A visão que possuímos do recurso água não deve estar centrada apenas nos usos que fazemos dela, mas na visão de que a água é um bem que pertence a um sistema maior, integrado, que é um ciclo dinâmico sujeito a interferências humanas. Compreender a origem da água, o seu ciclo hidrológico, a dinâmica fluvial e o fenômeno das cheias, os aquíferos, bem como os riscos geológicos associados aos processos naturais (assoreamento e enchentes) é essencial para que possamos entender a dinâmica da hidrosfera e suas relações com as demais esferas terrestres.

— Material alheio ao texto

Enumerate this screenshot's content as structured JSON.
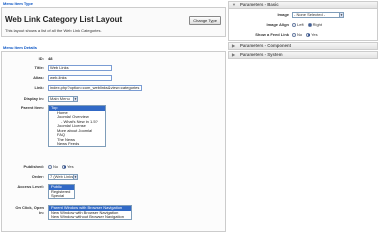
{
  "menu_item_type": {
    "section_title": "Menu Item Type",
    "heading": "Web Link Category List Layout",
    "change_button": "Change Type",
    "description": "This layout shows a list of all the Web Link Categories."
  },
  "menu_item_details": {
    "section_title": "Menu Item Details",
    "id": {
      "label": "ID:",
      "value": "48"
    },
    "title": {
      "label": "Title:",
      "value": "Web Links"
    },
    "alias": {
      "label": "Alias:",
      "value": "web-links"
    },
    "link": {
      "label": "Link:",
      "value": "index.php?option=com_weblinks&view=categories"
    },
    "display_in": {
      "label": "Display in:",
      "value": "Main Menu"
    },
    "parent_item": {
      "label": "Parent Item:",
      "options": [
        {
          "text": "Top",
          "level": 0,
          "selected": true
        },
        {
          "text": "Home",
          "level": 1,
          "selected": false
        },
        {
          "text": "Joomla! Overview",
          "level": 1,
          "selected": false
        },
        {
          "text": "- What's New in 1.5?",
          "level": 2,
          "selected": false
        },
        {
          "text": "Joomla! License",
          "level": 1,
          "selected": false
        },
        {
          "text": "More about Joomla!",
          "level": 1,
          "selected": false
        },
        {
          "text": "FAQ",
          "level": 1,
          "selected": false
        },
        {
          "text": "The News",
          "level": 1,
          "selected": false
        },
        {
          "text": "News Feeds",
          "level": 1,
          "selected": false
        }
      ]
    },
    "published": {
      "label": "Published:",
      "options": [
        "No",
        "Yes"
      ],
      "selected": "Yes"
    },
    "order": {
      "label": "Order:",
      "value": "7 (Web Links)"
    },
    "access_level": {
      "label": "Access Level:",
      "options": [
        {
          "text": "Public",
          "selected": true
        },
        {
          "text": "Registered",
          "selected": false
        },
        {
          "text": "Special",
          "selected": false
        }
      ]
    },
    "on_click": {
      "label_line1": "On Click, Open",
      "label_line2": "in:",
      "options": [
        {
          "text": "Parent Window with Browser Navigation",
          "selected": true
        },
        {
          "text": "New Window with Browser Navigation",
          "selected": false
        },
        {
          "text": "New Window without Browser Navigation",
          "selected": false
        }
      ]
    }
  },
  "parameters": {
    "basic": {
      "title": "Parameters - Basic",
      "image": {
        "label": "Image",
        "value": "- None Selected -"
      },
      "image_align": {
        "label": "Image Align",
        "options": [
          "Left",
          "Right"
        ],
        "selected": "Right"
      },
      "show_feed_link": {
        "label": "Show a Feed Link",
        "options": [
          "No",
          "Yes"
        ],
        "selected": "Yes"
      }
    },
    "component": {
      "title": "Parameters - Component"
    },
    "system": {
      "title": "Parameters - System"
    }
  }
}
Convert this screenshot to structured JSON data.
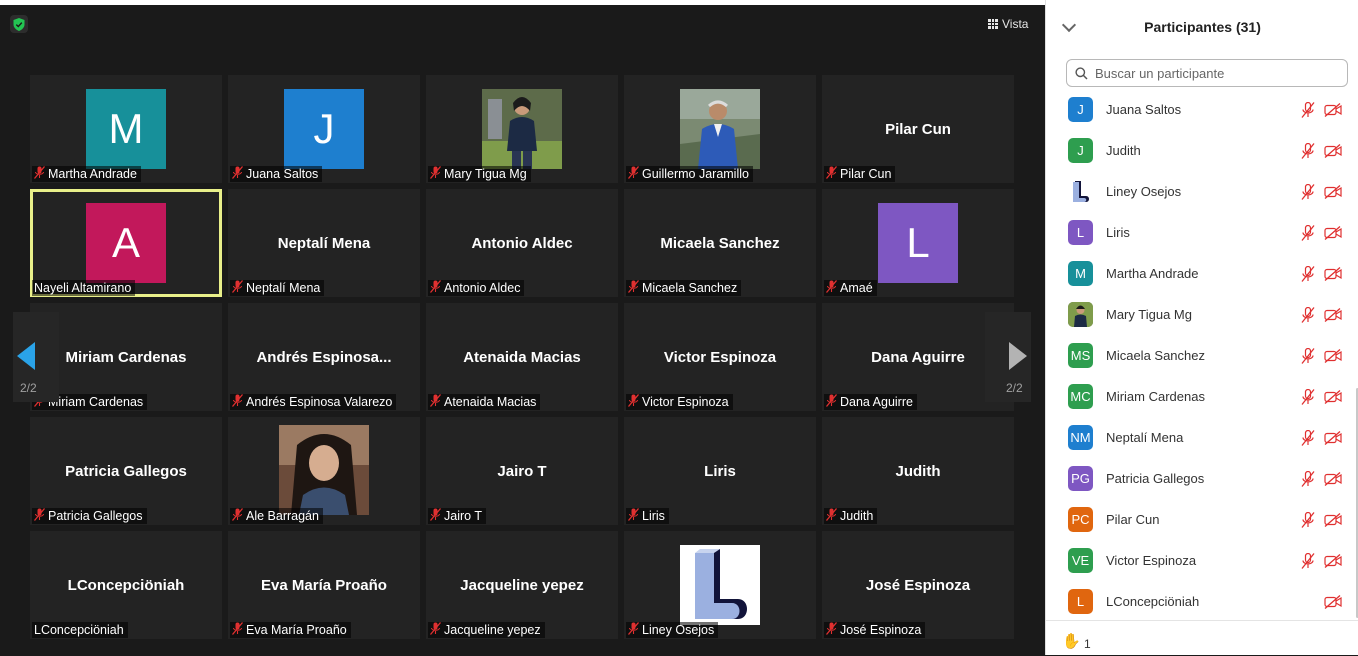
{
  "colors": {
    "accent": "#2aa3e8",
    "active_border": "#e9f08a",
    "muted_red": "#e03030"
  },
  "meeting": {
    "view_label": "Vista",
    "page_left": "2/2",
    "page_right": "2/2",
    "tiles": [
      {
        "big": "",
        "label": "Martha Andrade",
        "muted": true,
        "avatar": "M",
        "avatar_color": "#17909a"
      },
      {
        "big": "",
        "label": "Juana Saltos",
        "muted": true,
        "avatar": "J",
        "avatar_color": "#1e7fcf"
      },
      {
        "big": "",
        "label": "Mary Tigua Mg",
        "muted": true,
        "photo": "woman-photo"
      },
      {
        "big": "",
        "label": "Guillermo Jaramillo",
        "muted": true,
        "photo": "man-photo"
      },
      {
        "big": "Pilar Cun",
        "label": "Pilar Cun",
        "muted": true
      },
      {
        "big": "",
        "label": "Nayeli Altamirano",
        "muted": false,
        "avatar": "A",
        "avatar_color": "#c2185b",
        "active": true
      },
      {
        "big": "Neptalí Mena",
        "label": "Neptalí Mena",
        "muted": true
      },
      {
        "big": "Antonio Aldec",
        "label": "Antonio Aldec",
        "muted": true
      },
      {
        "big": "Micaela Sanchez",
        "label": "Micaela Sanchez",
        "muted": true
      },
      {
        "big": "",
        "label": "Amaé",
        "muted": true,
        "avatar": "L",
        "avatar_color": "#7e57c2"
      },
      {
        "big": "Miriam Cardenas",
        "label": "Miriam Cardenas",
        "muted": true
      },
      {
        "big": "Andrés  Espinosa...",
        "label": "Andrés Espinosa Valarezo",
        "muted": true
      },
      {
        "big": "Atenaida Macias",
        "label": "Atenaida Macias",
        "muted": true
      },
      {
        "big": "Victor Espinoza",
        "label": "Victor Espinoza",
        "muted": true
      },
      {
        "big": "Dana Aguirre",
        "label": "Dana Aguirre",
        "muted": true
      },
      {
        "big": "Patricia Gallegos",
        "label": "Patricia Gallegos",
        "muted": true
      },
      {
        "big": "",
        "label": "Ale Barragán",
        "muted": true,
        "photo": "woman-selfie-photo"
      },
      {
        "big": "Jairo T",
        "label": "Jairo T",
        "muted": true
      },
      {
        "big": "Liris",
        "label": "Liris",
        "muted": true
      },
      {
        "big": "Judith",
        "label": "Judith",
        "muted": true
      },
      {
        "big": "LConcepciöniah",
        "label": "LConcepciöniah",
        "muted": false
      },
      {
        "big": "Eva María Proaño",
        "label": "Eva María Proaño",
        "muted": true
      },
      {
        "big": "Jacqueline yepez",
        "label": "Jacqueline yepez",
        "muted": true
      },
      {
        "big": "",
        "label": "Liney Osejos",
        "muted": true,
        "photo": "letter-l-logo"
      },
      {
        "big": "José Espinoza",
        "label": "José Espinoza",
        "muted": true
      }
    ]
  },
  "panel": {
    "title": "Participantes (31)",
    "search_placeholder": "Buscar un participante",
    "participants": [
      {
        "name": "Juana Saltos",
        "initials": "J",
        "color": "#1e7fcf",
        "mic_muted": true
      },
      {
        "name": "Judith",
        "initials": "J",
        "color": "#2e9e4f",
        "mic_muted": true
      },
      {
        "name": "Liney Osejos",
        "initials": "",
        "color": "#ffffff",
        "logo": true,
        "mic_muted": true
      },
      {
        "name": "Liris",
        "initials": "L",
        "color": "#7e57c2",
        "mic_muted": true
      },
      {
        "name": "Martha Andrade",
        "initials": "M",
        "color": "#17909a",
        "mic_muted": true
      },
      {
        "name": "Mary Tigua Mg",
        "initials": "",
        "color": "#556b4a",
        "photo": true,
        "mic_muted": true
      },
      {
        "name": "Micaela Sanchez",
        "initials": "MS",
        "color": "#2e9e4f",
        "mic_muted": true
      },
      {
        "name": "Miriam Cardenas",
        "initials": "MC",
        "color": "#2e9e4f",
        "mic_muted": true
      },
      {
        "name": "Neptalí Mena",
        "initials": "NM",
        "color": "#1e7fcf",
        "mic_muted": true
      },
      {
        "name": "Patricia Gallegos",
        "initials": "PG",
        "color": "#7e57c2",
        "mic_muted": true
      },
      {
        "name": "Pilar Cun",
        "initials": "PC",
        "color": "#e0660f",
        "mic_muted": true
      },
      {
        "name": "Victor Espinoza",
        "initials": "VE",
        "color": "#2e9e4f",
        "mic_muted": true
      },
      {
        "name": "LConcepciöniah",
        "initials": "L",
        "color": "#e0660f",
        "mic_muted": false
      }
    ],
    "raised_hands": "1"
  }
}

Para muitos, a água é sinônimo de mercadoria. A ausência de uma regulamentação internacional, um pacto político entre países e mesmo dentro dos países, permite sua comercialização em escala global. O comércio de água em escala internacional envolve grandes grupos de capital privados, enquanto grande parte da população do globo sofre com escassez de água e processos dela decorrentes. Segundo Ribeiro (2008), para evitar o comércio da água a nível global, é necessário uma divisão política da água, onde a soberania e o território seriam fundamentais na apropriação dos recursos hídricos, já que sem eles, os grupos transnacionais não operariam no interior dos países.

Os recursos naturais, dentre eles a água, estão a serviço da vida humana e da coletividade, e não aos fins acumulativos do capital. Nesse sentido, os países que, atualmente, em seu território, possuem recursos hídricos, dentre eles o Brasil, devem repensar sua posição diante do cenário internacional nas questões ambientais relacionadas à água, e devem impor sua posição favorável à preservação e ao uso coletivo desse bem natural. Percebe-se uma apropriação cada vez mais privada desse recurso para atender os interesses do grande capital, desfavorecendo o bem-estar comum da população: acesso a água em qualidade e em quantidade.